View Indian society of the time as a system that could be described by mathematics: energy flows, capital flows, consumption of resources, remaining economic benefit of the widow to society...

All this in context of what was even then a high population, low resource per capita area.

So widow burning served no purpose? I've got several theories as to what this was actually about, and the purpose it actually served, no doubt different from what an Indian of the time would have believed.

There have been numerous posts on this blog talking about how Orientals (for example) think differently about cheating, trust, and businesses.

The widow burning thing would be an interesting topic for the freakonomics guys.

But analyzing things like this require you putting all your human elements in the happy box, and trying your best to function as a pure intellect.

Anonymous said...

Ex Submarine Officer said... "I'm a Euro, I guess, so I'll believe my myths and you can believe yours.

Fair enough?"

You can keep believing your myths, as long as you don't propagate them as well known facts.

Turning a voluntary practice of a minority group amongst the Hindus, into a "custom of burning widows" is not hard work for the colonizers & their progeny who deny nationhood to Hindus.

http://www.thehindu.com/news/cities/bangalore/article441843.ece

"The stone records the sati of Dekabbe, daughter of the king of Nuganadu, who decided to join her husband in death upon finding he had been killed. The stone records the efforts made by her family and friends to dissuade her from this extreme step, only to be rebuffed. Dekabbe donated her land, cattle and jewellery to a temple before jumping into the pyre."

http://en.wikipedia.org/wiki/Sati_(practice)

" The act of sati is said to exist voluntarily; from the existing accounts, many of these acts did indeed occur voluntarily. The act may have been expected of widows in some communities, and the extent to which social pressures or expectations constitute compulsion has been much debated in modern times. However, there were also instances where the wish of the widow to commit sati was not welcomed by others, and where efforts were made to prevent the death."

Anonymous said...

"But China has always been this big, humongous place teeming with, well, Chinese.

Anyone got any good ideas about this?"



My cheap and unthought-through theory:

Most places in the world that have been the heartland of any ancient civilization were built around large rivers or other sources of fresh water (that flood plain in Thailand, for instance).

To a degree unmatched elsewhere in the world, as far as I am aware, Chinese civilization developed around two large and roughly parallel river valleys, the Yangtze, third longest river in the world (about 4,000 miles) and the Yellow River, sixth longest in the world (about 3,400 miles). The Yellow river was the original core of Chinese civilization.
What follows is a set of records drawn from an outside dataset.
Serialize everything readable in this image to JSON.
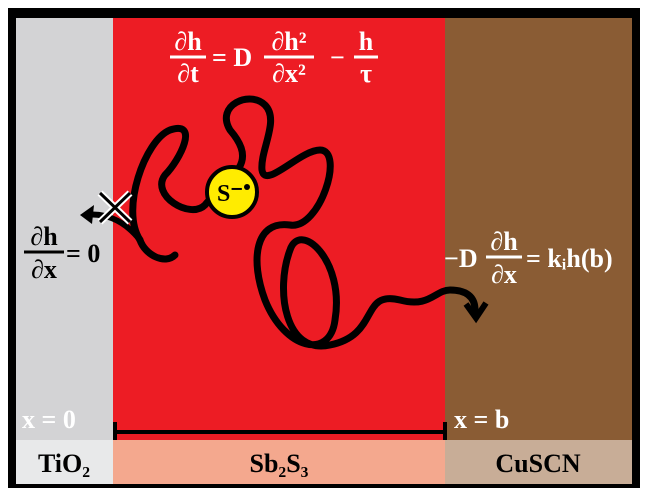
{
  "layers": [
    {
      "label": "TiO₂"
    },
    {
      "label": "Sb₂S₃"
    },
    {
      "label": "CuSCN"
    }
  ],
  "positions": {
    "left": "x = 0",
    "right": "x = b"
  },
  "ion": "S⁻",
  "diffusion_equation": {
    "lhs_num": "∂h",
    "lhs_den": "∂t",
    "op1": "= D",
    "mid_num": "∂h²",
    "mid_den": "∂x²",
    "op2": "−",
    "rhs_num": "h",
    "rhs_den": "τ"
  },
  "left_boundary": {
    "num": "∂h",
    "den": "∂x",
    "rhs": "= 0"
  },
  "right_boundary": {
    "lhs": "−D",
    "num": "∂h",
    "den": "∂x",
    "rhs": "= kᵢh(b)"
  }
}
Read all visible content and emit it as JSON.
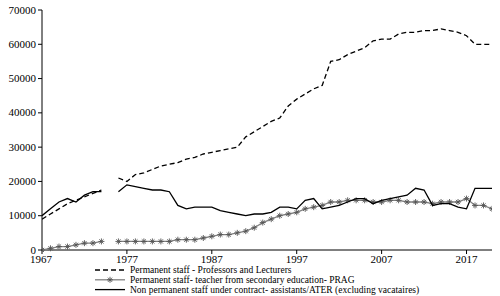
{
  "chart_data": {
    "type": "line",
    "x": [
      1967,
      1968,
      1969,
      1970,
      1971,
      1972,
      1973,
      1974,
      1975,
      1976,
      1977,
      1978,
      1979,
      1980,
      1981,
      1982,
      1983,
      1984,
      1985,
      1986,
      1987,
      1988,
      1989,
      1990,
      1991,
      1992,
      1993,
      1994,
      1995,
      1996,
      1997,
      1998,
      1999,
      2000,
      2001,
      2002,
      2003,
      2004,
      2005,
      2006,
      2007,
      2008,
      2009,
      2010,
      2011,
      2012,
      2013,
      2014,
      2015,
      2016,
      2017,
      2018,
      2019,
      2020
    ],
    "series": [
      {
        "name": "Permanent staff - Professors and Lecturers",
        "color": "#000000",
        "line_style": "dashed",
        "values": [
          9000,
          10500,
          12000,
          13500,
          14500,
          15500,
          16500,
          17500,
          null,
          21000,
          20000,
          22000,
          22500,
          23500,
          24500,
          25000,
          25500,
          26500,
          27000,
          28000,
          28500,
          29000,
          29500,
          30000,
          33000,
          34500,
          36000,
          37500,
          38500,
          42000,
          44000,
          45500,
          47000,
          48000,
          55000,
          55500,
          57000,
          58000,
          59000,
          61000,
          61500,
          61500,
          63000,
          63500,
          63500,
          64000,
          64000,
          64500,
          64000,
          63500,
          62500,
          60000,
          60000,
          60000
        ]
      },
      {
        "name": "Permanent staff- teacher from secondary education- PRAG",
        "color": "#808080",
        "line_style": "solid",
        "marker": "star",
        "values": [
          0,
          500,
          1000,
          1000,
          1500,
          2000,
          2000,
          2500,
          null,
          2500,
          2500,
          2500,
          2500,
          2500,
          2500,
          2500,
          3000,
          3000,
          3000,
          3500,
          4000,
          4500,
          4500,
          5000,
          5500,
          6500,
          8000,
          9000,
          10000,
          10500,
          11000,
          12000,
          12500,
          13000,
          14000,
          14000,
          14500,
          14500,
          14500,
          14000,
          14000,
          14500,
          14500,
          14000,
          14000,
          14000,
          13500,
          14000,
          14000,
          14000,
          15000,
          13000,
          13000,
          12000
        ]
      },
      {
        "name": "Non permanent staff under contract- assistants/ATER (excluding vacataires)",
        "color": "#000000",
        "line_style": "solid",
        "values": [
          10000,
          12000,
          14000,
          15000,
          14000,
          16000,
          17000,
          17000,
          null,
          17000,
          19000,
          18500,
          18000,
          17500,
          17500,
          17000,
          13000,
          12000,
          12500,
          12500,
          12500,
          11500,
          11000,
          10500,
          10000,
          10500,
          10500,
          11000,
          12500,
          12500,
          12000,
          14500,
          15000,
          12000,
          12500,
          13000,
          14000,
          15000,
          15000,
          13500,
          14500,
          15000,
          15500,
          16000,
          18000,
          17500,
          13000,
          13500,
          13500,
          12500,
          12000,
          18000,
          18000,
          18000
        ]
      }
    ],
    "xlim": [
      1967,
      2020
    ],
    "xticks": [
      1967,
      1977,
      1987,
      1997,
      2007,
      2017
    ],
    "ylim": [
      0,
      70000
    ],
    "yticks": [
      0,
      10000,
      20000,
      30000,
      40000,
      50000,
      60000,
      70000
    ],
    "grid": false,
    "legend": "bottom"
  }
}
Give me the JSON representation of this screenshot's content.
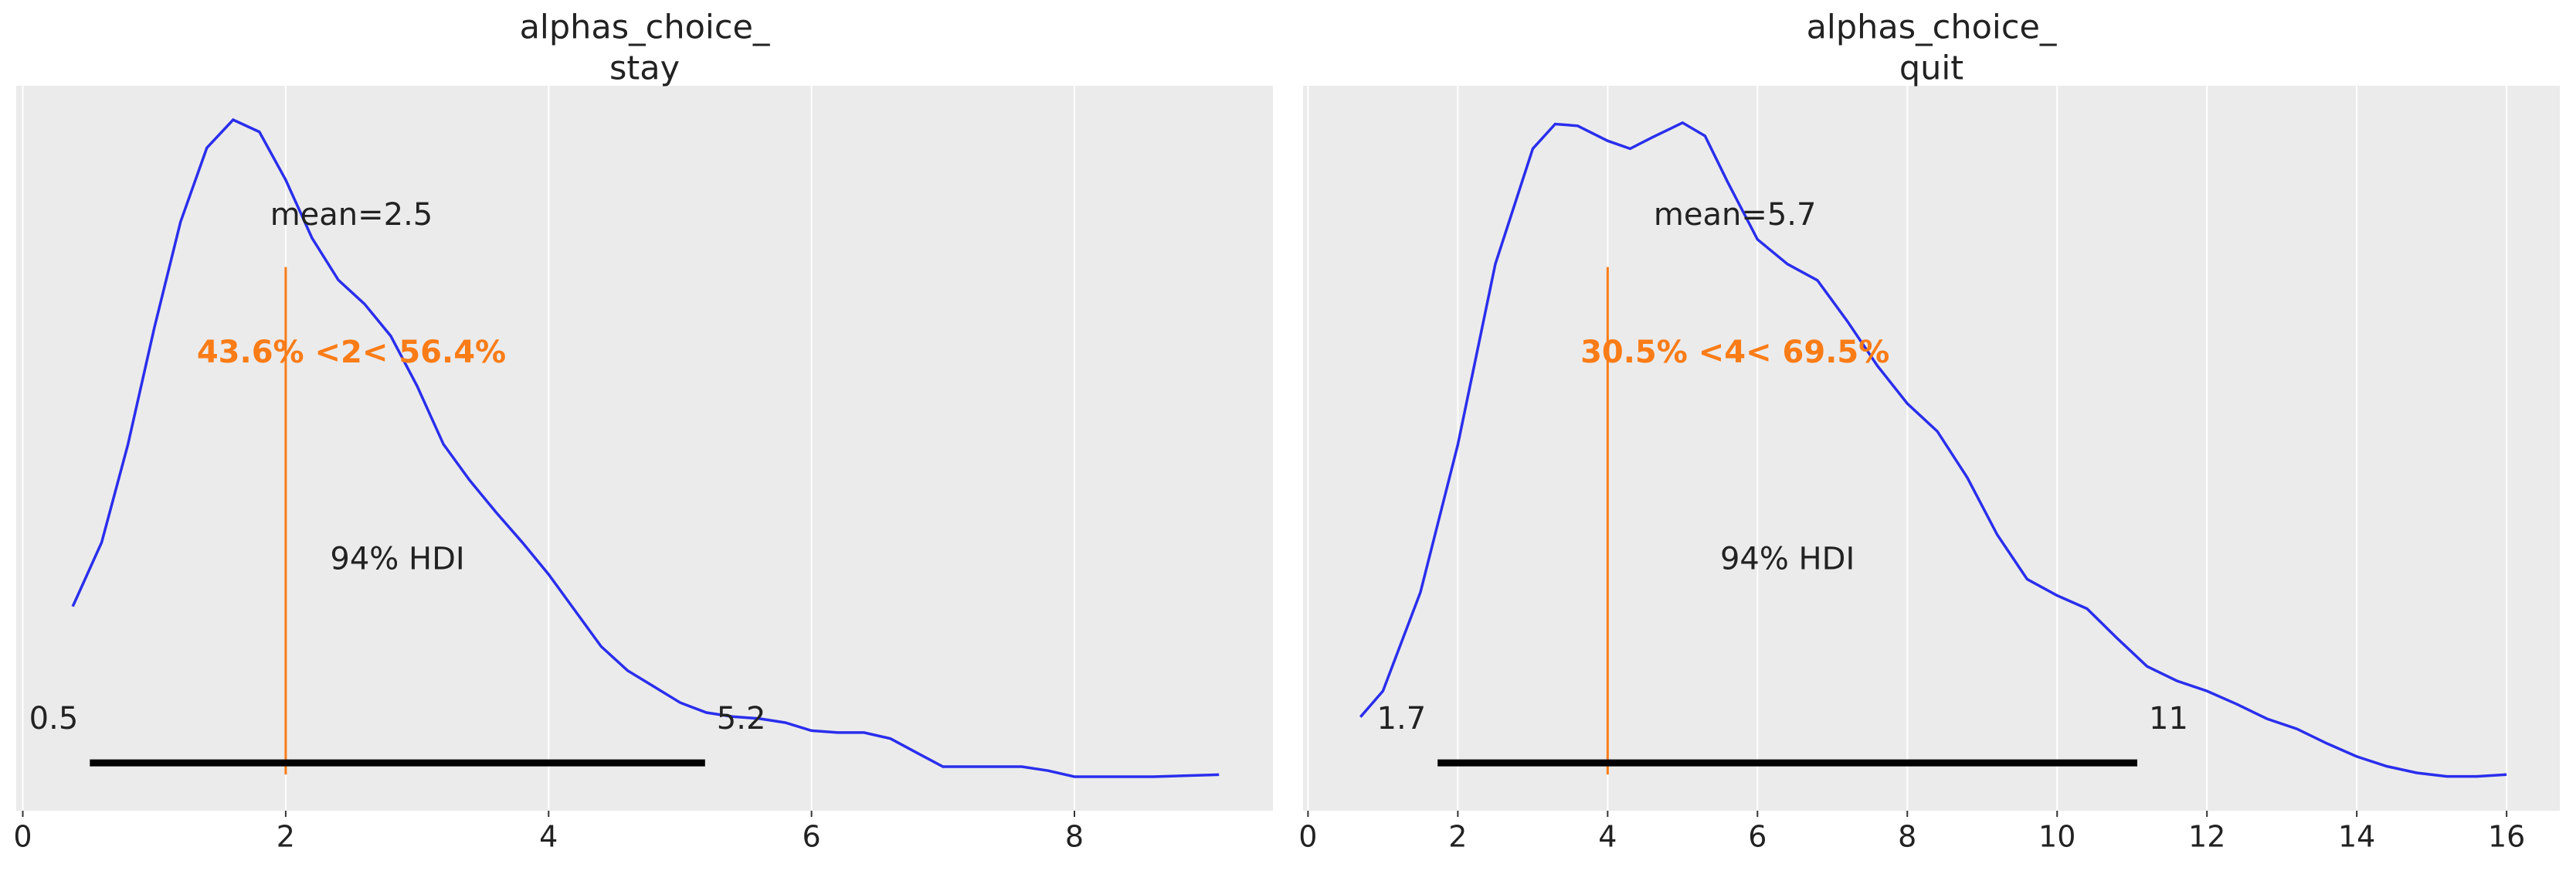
{
  "chart_data": [
    {
      "type": "density",
      "title": [
        "alphas_choice_",
        "stay"
      ],
      "x": [
        0.38,
        0.6,
        0.8,
        1.0,
        1.2,
        1.4,
        1.6,
        1.8,
        2.0,
        2.2,
        2.4,
        2.6,
        2.8,
        3.0,
        3.2,
        3.4,
        3.6,
        3.8,
        4.0,
        4.2,
        4.4,
        4.6,
        4.8,
        5.0,
        5.2,
        5.4,
        5.6,
        5.8,
        6.0,
        6.2,
        6.4,
        6.6,
        6.8,
        7.0,
        7.2,
        7.4,
        7.6,
        7.8,
        8.0,
        8.2,
        8.6,
        9.1
      ],
      "values": [
        0.087,
        0.119,
        0.168,
        0.226,
        0.279,
        0.316,
        0.33,
        0.324,
        0.3,
        0.271,
        0.25,
        0.238,
        0.222,
        0.197,
        0.168,
        0.15,
        0.134,
        0.119,
        0.103,
        0.085,
        0.067,
        0.055,
        0.047,
        0.039,
        0.034,
        0.032,
        0.031,
        0.029,
        0.025,
        0.024,
        0.024,
        0.021,
        0.014,
        0.007,
        0.007,
        0.007,
        0.007,
        0.005,
        0.002,
        0.002,
        0.002,
        0.003
      ],
      "color": "#2a2eec",
      "xlim": [
        -0.05,
        9.51
      ],
      "xticks": [
        0,
        2,
        4,
        6,
        8
      ],
      "ylim": [
        -0.015,
        0.347
      ],
      "grid": true,
      "mean": {
        "value": 2.5,
        "label": "mean=2.5"
      },
      "ref": {
        "value": 2,
        "label": "43.6% <2< 56.4%",
        "color": "#fa7c17"
      },
      "hdi": [
        {
          "value": 0.51,
          "label": "0.5"
        },
        {
          "value": 5.19,
          "label": "5.2"
        }
      ],
      "hdi_label": "94% HDI"
    },
    {
      "type": "density",
      "title": [
        "alphas_choice_",
        "quit"
      ],
      "x": [
        0.7,
        1.0,
        1.5,
        2.0,
        2.5,
        3.0,
        3.3,
        3.6,
        4.0,
        4.3,
        4.6,
        5.0,
        5.3,
        5.6,
        6.0,
        6.4,
        6.8,
        7.2,
        7.6,
        8.0,
        8.4,
        8.8,
        9.2,
        9.6,
        10.0,
        10.4,
        10.8,
        11.2,
        11.6,
        12.0,
        12.4,
        12.8,
        13.2,
        13.6,
        14.0,
        14.4,
        14.8,
        15.2,
        15.6,
        16.0
      ],
      "values": [
        0.0146,
        0.0205,
        0.0429,
        0.0765,
        0.1175,
        0.1437,
        0.1493,
        0.1489,
        0.1455,
        0.1437,
        0.1463,
        0.1496,
        0.1466,
        0.1362,
        0.1231,
        0.1175,
        0.1138,
        0.1045,
        0.0944,
        0.0858,
        0.0795,
        0.069,
        0.056,
        0.0459,
        0.0422,
        0.0392,
        0.0325,
        0.0261,
        0.0228,
        0.0205,
        0.0175,
        0.0142,
        0.0119,
        0.0086,
        0.0056,
        0.0034,
        0.0019,
        0.0011,
        0.0011,
        0.0015
      ],
      "color": "#2a2eec",
      "xlim": [
        -0.066,
        16.71
      ],
      "xticks": [
        0,
        2,
        4,
        6,
        8,
        10,
        12,
        14,
        16
      ],
      "ylim": [
        -0.0067,
        0.158
      ],
      "grid": true,
      "mean": {
        "value": 5.7,
        "label": "mean=5.7"
      },
      "ref": {
        "value": 4,
        "label": "30.5% <4< 69.5%",
        "color": "#fa7c17"
      },
      "hdi": [
        {
          "value": 1.73,
          "label": "1.7"
        },
        {
          "value": 11.07,
          "label": "11"
        }
      ],
      "hdi_label": "94% HDI"
    }
  ]
}
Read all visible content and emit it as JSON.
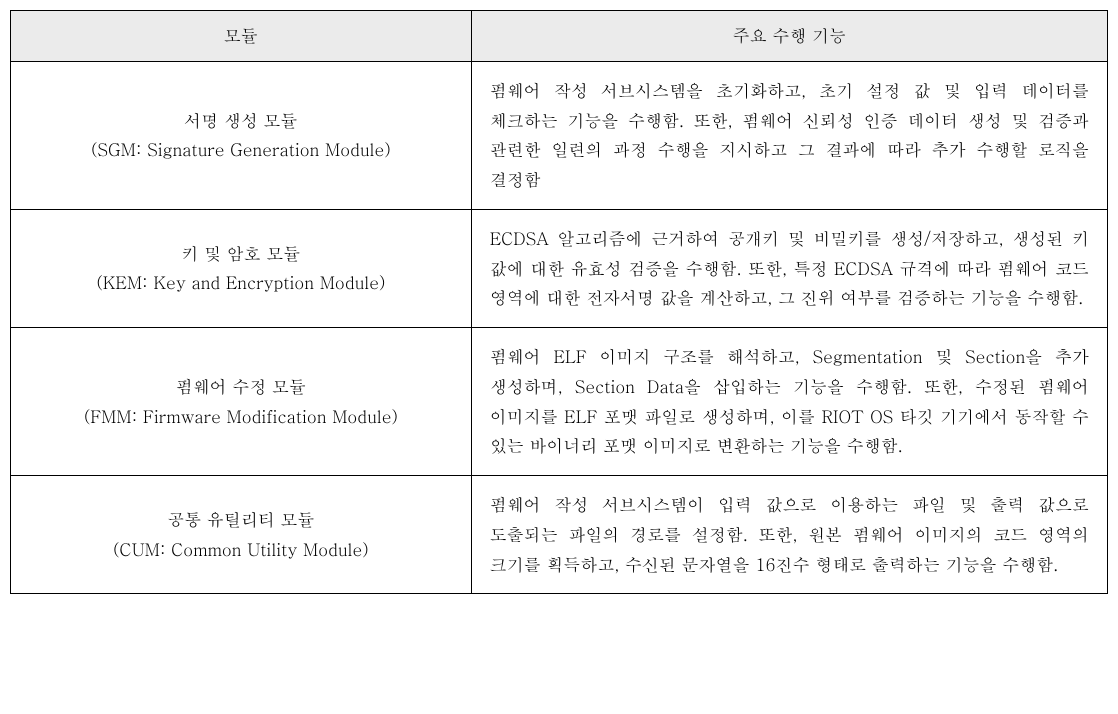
{
  "table": {
    "header": {
      "col_module": "모듈",
      "col_function": "주요 수행 기능"
    },
    "rows": [
      {
        "title": "서명 생성 모듈",
        "subtitle": "(SGM: Signature Generation Module)",
        "description": "펌웨어 작성 서브시스템을 초기화하고, 초기 설정 값 및 입력 데이터를 체크하는 기능을 수행함. 또한, 펌웨어 신뢰성 인증 데이터 생성 및 검증과 관련한 일련의 과정 수행을 지시하고 그 결과에 따라 추가 수행할 로직을 결정함"
      },
      {
        "title": "키 및 암호 모듈",
        "subtitle": "(KEM: Key and Encryption Module)",
        "description": "ECDSA 알고리즘에 근거하여 공개키 및 비밀키를 생성/저장하고, 생성된 키 값에 대한 유효성 검증을 수행함. 또한, 특정 ECDSA 규격에 따라 펌웨어 코드 영역에 대한 전자서명 값을 계산하고, 그 진위 여부를 검증하는 기능을 수행함."
      },
      {
        "title": "펌웨어 수정 모듈",
        "subtitle": "(FMM: Firmware Modification Module)",
        "description": "펌웨어 ELF 이미지 구조를 해석하고, Segmentation 및 Section을 추가 생성하며, Section Data을 삽입하는 기능을 수행함. 또한, 수정된 펌웨어 이미지를 ELF 포맷 파일로 생성하며, 이를 RIOT OS 타깃 기기에서 동작할 수 있는 바이너리 포맷 이미지로 변환하는 기능을 수행함."
      },
      {
        "title": "공통 유틸리티 모듈",
        "subtitle": "(CUM: Common Utility Module)",
        "description": "펌웨어 작성 서브시스템이 입력 값으로 이용하는 파일 및 출력 값으로 도출되는 파일의 경로를 설정함. 또한, 원본 펌웨어 이미지의 코드 영역의 크기를 획득하고, 수신된 문자열을 16진수 형태로 출력하는 기능을 수행함."
      }
    ],
    "styling": {
      "header_bg": "#ebebeb",
      "border_color": "#000000",
      "text_color": "#000000",
      "font_size": 17,
      "line_height": 1.75,
      "col_module_width_pct": 42,
      "col_desc_width_pct": 58,
      "background_color": "#ffffff"
    }
  }
}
The Yellow River and Yangtze were connected around the year 600 by the Grand Canal, which is about 1,400 miles long, a rough approximation of the distance between the two rivers. Completely inland and protected from weather and piracy, the canal was very important to Chinese government and civilization. For many centuries it may have been the most developed transportation structure in the world.

So the Chinese had the benefit of two river valleys around which to build their civilization, not one.

Anonymous said...

""Until the Euros rolled around, the Indians had no concept of "India"

This is a myth created by the Euros."



Well, maybe, but I'm confused because Indians in silicon valley are always telling me that India isn't a single nation but an entire civilization, like Europe. I've heard this again and again.

My suspicion is that Indians have different opinions on this. Some more "Hindu nationalist" types think there is of course only one India. Those who don't consider themselves hardcore Hindu think of things the other way, "each state has its own language, just like countries in Europe have their own language". (There are, what, 33 different official languages?)